Objectives To develop and validate a Markov model for the economic evaluation of (new) treatments in RA.
Methods A Markov model was developed with a cycle time of 3 months and a time-horizon of 5 years. In a Markov model patients are classified in a number of states (Markov states), defined by the severity of the disease. Development of the disease is defined as transitions between these states. Markov states were defined using the Disease Activity Score (DAS), and were valued in utility and medical and total costs using a dataset from a 48-week trial with methotrexate. The model was calculated for ?usual care? for patients in the first 5 years of their disease, using transition probabilities calculated from the 5-years follow-up data of patients participating in an open prospective study of early (disease duration < 1 year) RA. To test the validity of the model, the structure of the model, the inputs of the model, the results of the model, and the value of the model to the decision-maker were assessed.

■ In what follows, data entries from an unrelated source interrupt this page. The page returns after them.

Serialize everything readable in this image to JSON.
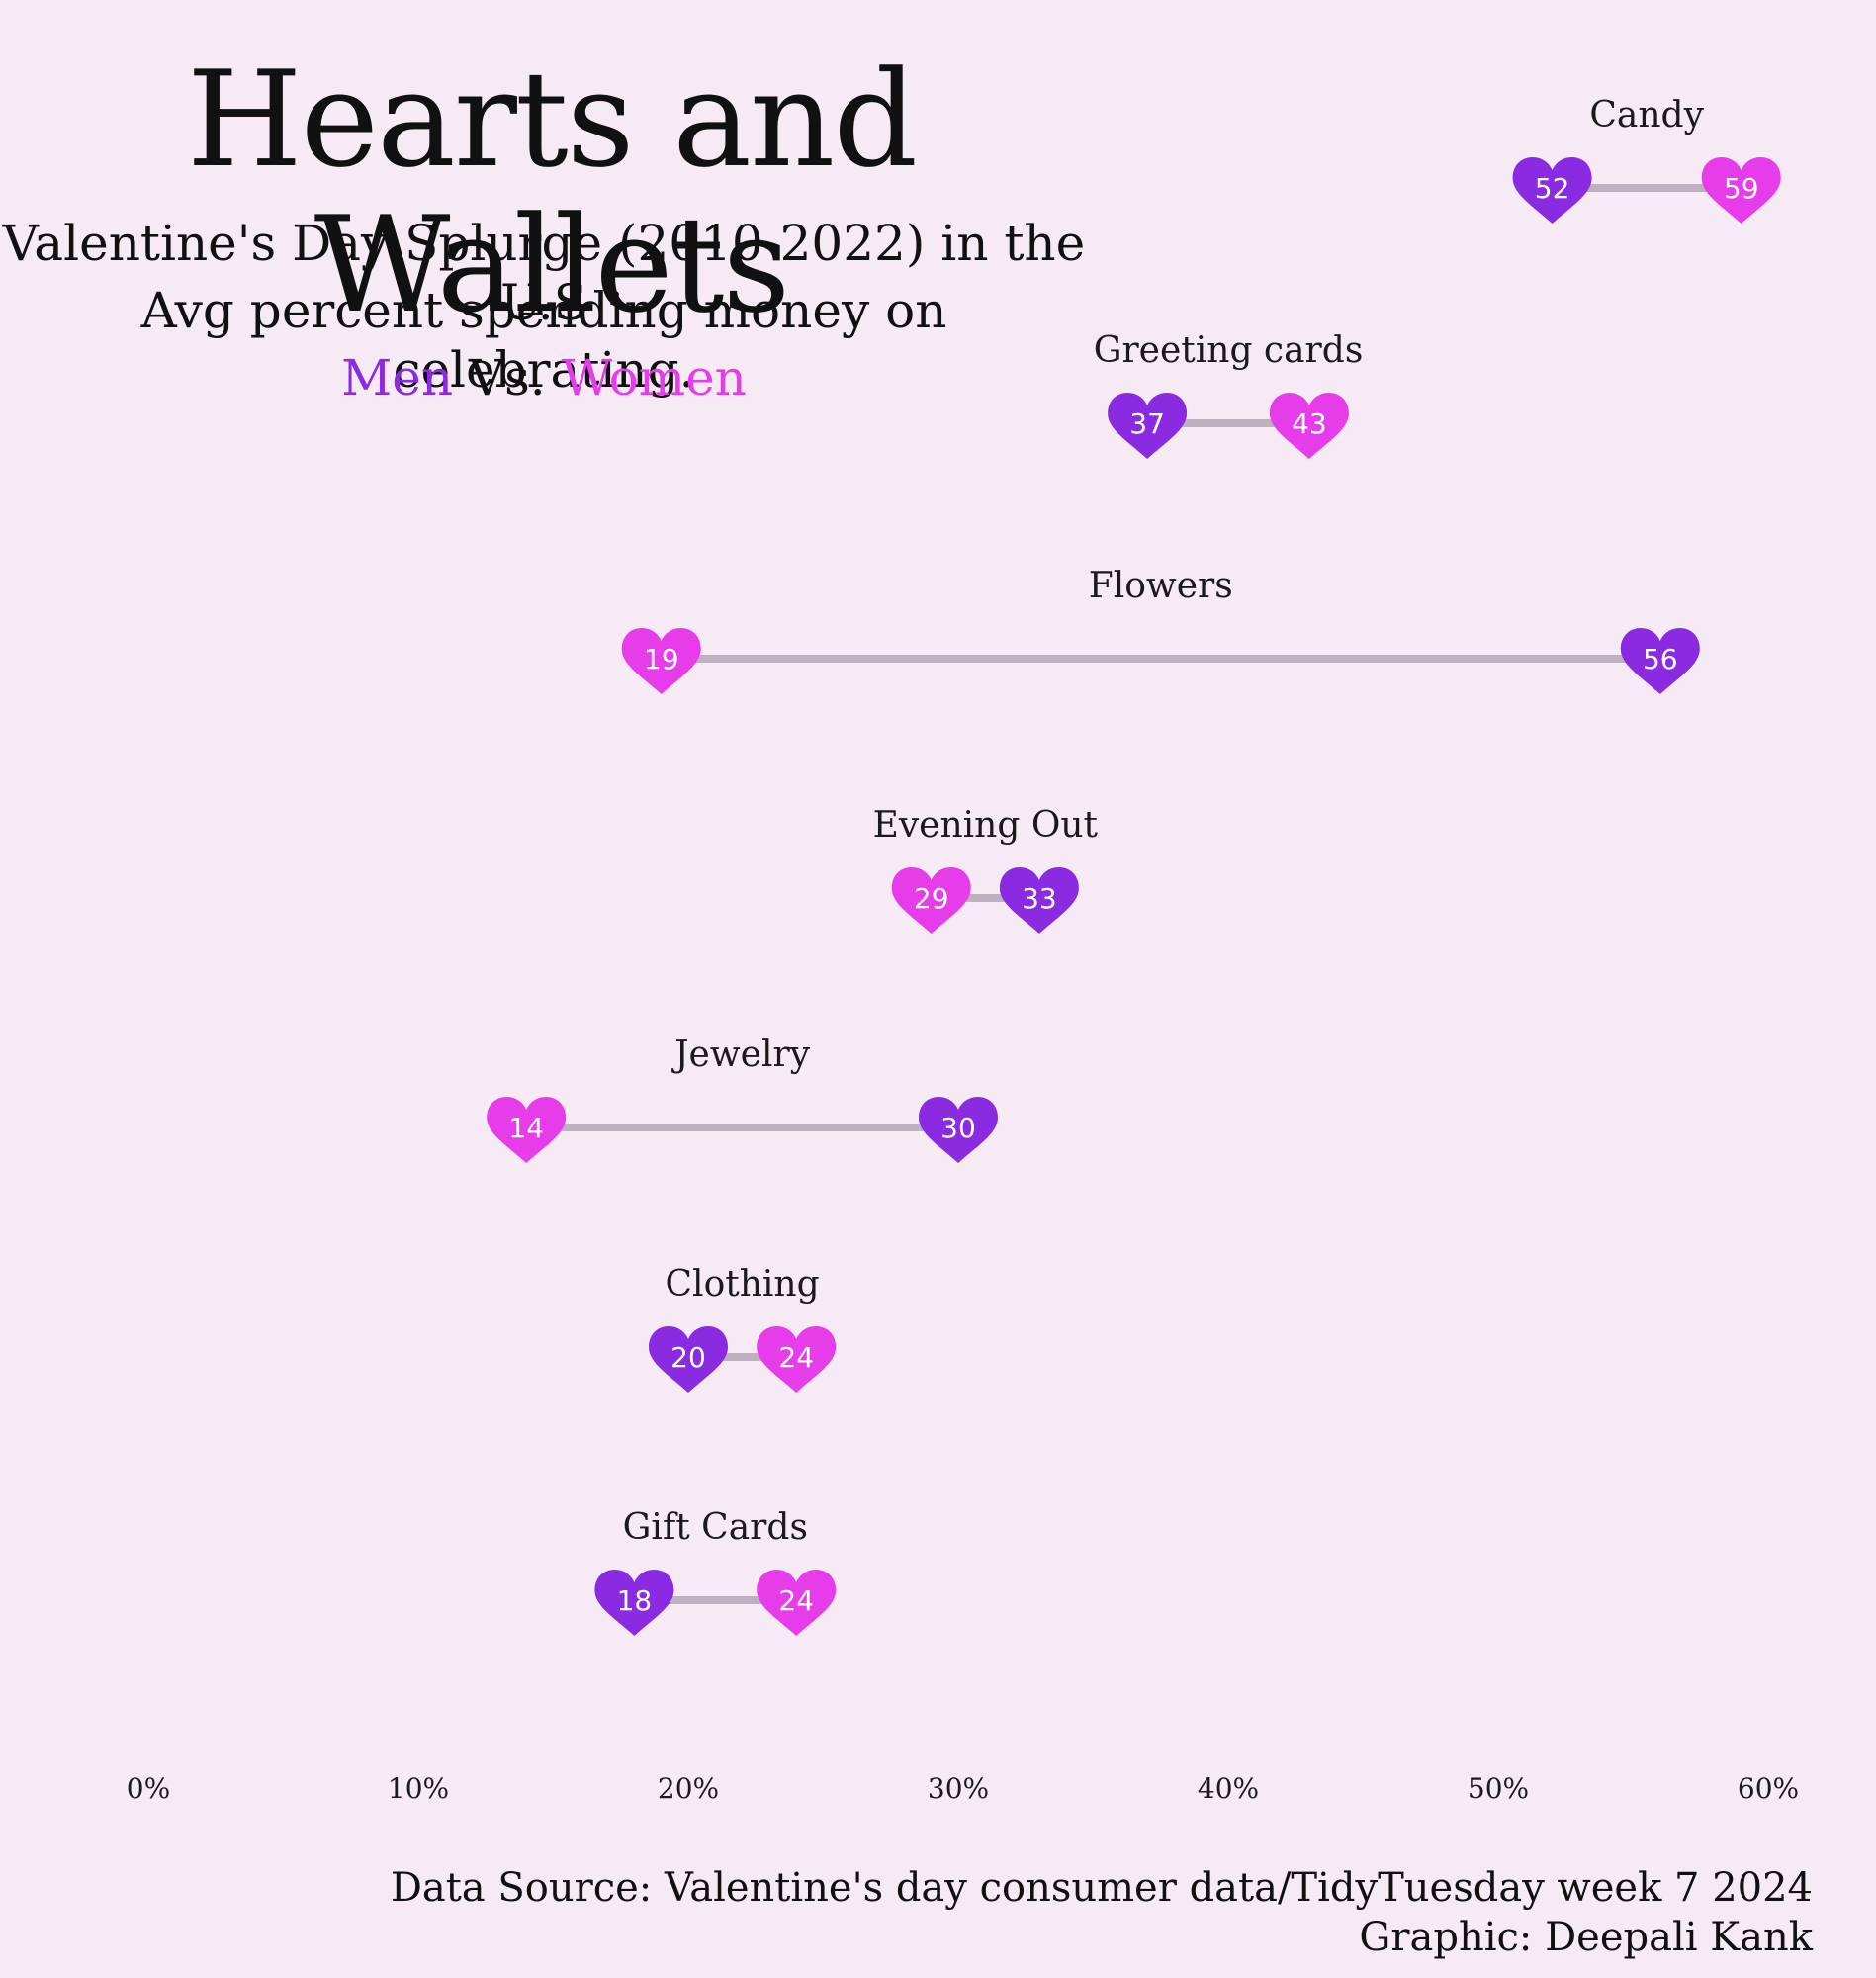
{
  "title": "Hearts and Wallets",
  "subtitle_line1": "Valentine's Day Splurge (2010-2022) in the U.S",
  "subtitle_line2": "Avg percent spending money on celebrating.",
  "legend": {
    "men": "Men",
    "vs": "Vs.",
    "women": "Women"
  },
  "source": "Data Source: Valentine's day consumer data/TidyTuesday week 7 2024",
  "graphic": "Graphic: Deepali Kank",
  "colors": {
    "men": "#8a2be2",
    "women": "#e73cea",
    "segment": "#bfb0bf",
    "background": "#f6eaf5"
  },
  "chart_data": {
    "type": "dumbbell",
    "x_ticks": [
      "0%",
      "10%",
      "20%",
      "30%",
      "40%",
      "50%",
      "60%"
    ],
    "xlim": [
      0,
      60
    ],
    "series": [
      {
        "name": "Men"
      },
      {
        "name": "Women"
      }
    ],
    "categories": [
      {
        "name": "Candy",
        "men": 52,
        "women": 59
      },
      {
        "name": "Greeting cards",
        "men": 37,
        "women": 43
      },
      {
        "name": "Flowers",
        "men": 56,
        "women": 19
      },
      {
        "name": "Evening Out",
        "men": 33,
        "women": 29
      },
      {
        "name": "Jewelry",
        "men": 30,
        "women": 14
      },
      {
        "name": "Clothing",
        "men": 20,
        "women": 24
      },
      {
        "name": "Gift Cards",
        "men": 18,
        "women": 24
      }
    ]
  }
}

Results The costs and the utility showed a clear relation with the Markov states. The expected medical and total costs per patient over 5 years were DFL. 14.896, and DFL 27.889 respectively and the expected Quality Adjusted Life Years (QALY?s) were 3,27. Differences in patient characteristics like age, gender, disease duration, used DMARD?s, number of underwent orthopaedic procedures, and education had a moderate effect on the valuation of the Markov states in costs and utility. The input data for the Markov model was appropriate for the Dutch situation. The expected total costs seemed somewhat lower than the costs found in another Dutch study in the first six years of the disease, but the mean utility was comparable to utilities found in other studies. It appeared possible to validly extrapolate the course of the disease over 5 years with the Markov model, using transition probabilities calculated from only the first year of follow-up of the patients in the open study. In this study the value of the model for the decision-maker could not be well established.
Conclusion The developed Markov model is valid for use in economic evaluations in RA.